The concept of ordinary folks turned into rage-driven killers is one of the more popular themes in modern horror.  David Moody’s HATER is the latest novel to use it, and while I’ve long since had my fill of the likes of James Herbert’s THE FOG, Simon Clark’s BLOOD CRAZY and George Romero’s film THE CRAZIES (to name but a few run-throughs of this concept), Moody’s novel is absorbing, fast moving and authentically disturbing entertainment that pulls off the unprecedented task of making this hackneyed idea seem fresh.

Londoner Danny McCoyne has problems.  He’s stuck working in the Parking Fines Processing Office, where irate citizens show up to gripe about getting ticketed or having their car wheels clamped.  Danny’s home life isn’t much better: his wife Lizzie is a bit of a shrew and his two kids are brats.  It seems all too easy for a guy to go over the edge in such dire circumstances, especially since an epidemic is sweeping London that turns people into remorseless killers, or Haters.

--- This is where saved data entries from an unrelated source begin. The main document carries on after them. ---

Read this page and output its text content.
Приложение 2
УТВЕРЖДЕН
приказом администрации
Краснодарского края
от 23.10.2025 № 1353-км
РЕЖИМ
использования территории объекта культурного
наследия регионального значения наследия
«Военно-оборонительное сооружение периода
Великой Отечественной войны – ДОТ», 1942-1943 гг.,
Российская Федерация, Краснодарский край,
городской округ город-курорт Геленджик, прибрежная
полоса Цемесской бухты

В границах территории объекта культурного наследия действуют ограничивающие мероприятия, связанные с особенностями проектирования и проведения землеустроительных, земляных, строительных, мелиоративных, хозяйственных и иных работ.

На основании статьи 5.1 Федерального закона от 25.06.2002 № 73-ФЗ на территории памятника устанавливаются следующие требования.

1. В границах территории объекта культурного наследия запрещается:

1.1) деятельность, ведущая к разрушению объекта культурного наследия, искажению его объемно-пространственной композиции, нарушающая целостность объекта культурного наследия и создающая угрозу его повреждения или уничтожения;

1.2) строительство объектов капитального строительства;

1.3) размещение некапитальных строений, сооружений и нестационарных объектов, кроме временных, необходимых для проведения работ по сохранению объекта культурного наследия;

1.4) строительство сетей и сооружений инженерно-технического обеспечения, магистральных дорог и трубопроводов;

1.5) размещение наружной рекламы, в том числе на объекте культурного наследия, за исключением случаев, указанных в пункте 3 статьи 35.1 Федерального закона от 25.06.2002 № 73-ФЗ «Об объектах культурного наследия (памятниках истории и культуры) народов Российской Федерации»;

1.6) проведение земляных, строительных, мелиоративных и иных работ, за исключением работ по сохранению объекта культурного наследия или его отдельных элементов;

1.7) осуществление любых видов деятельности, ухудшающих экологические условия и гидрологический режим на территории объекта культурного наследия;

Examples of the above include a man who senselessly impales an old lady with an umbrella, a teenage girl who beats her best friend to death with a rock, and a doctor who gets carried away during a vasectomy.  This mysterious disease affects its sufferers suddenly and unexpectedly, and appears to strike indiscriminately.

But the Haters don’t seem entirely hateful in their violence; they behave as if they’re the ones being attacked.  Furthermore, in Danny’s view they appear to be in on some secret the rest of us don’t know.  As the government desperately tries to contain the disease more and more people become Haters, and society crumbles.  Danny finds himself in increasingly desperate straights as once simple acts like finding food, looking after his family and even crossing a street become dangerous ordeals.

Thus we have a protagonist that isn’t the expected retired government agent or dogged police investigator, just a normal man on an equal footing with everyone else.  Danny’s life as a working stiff is vividly and arrestingly conveyed, hooking the reader immediately.  These early passages, with their all-too-evident undertones of simmering rage and none-too-quiet desperation, are disarmingly prophetic.  A perverse echo occurs in the final chapters, in which a shocking narrative turnaround takes this dark tale from standard horror novel territory into uncharted, and genuinely subversive, territory.

This novel was the first by David Moody, and initially self-published online.  The screen rights were quickly snapped up by Guillermo Del Toro, and in February 2009 HATER was published in hardcover by St. Martin’s Press.  Sounds almost like a fairy tale, yet the novel is so damn good I’m hardly surprised by its good fortune.  I’m only surprised that it took so long.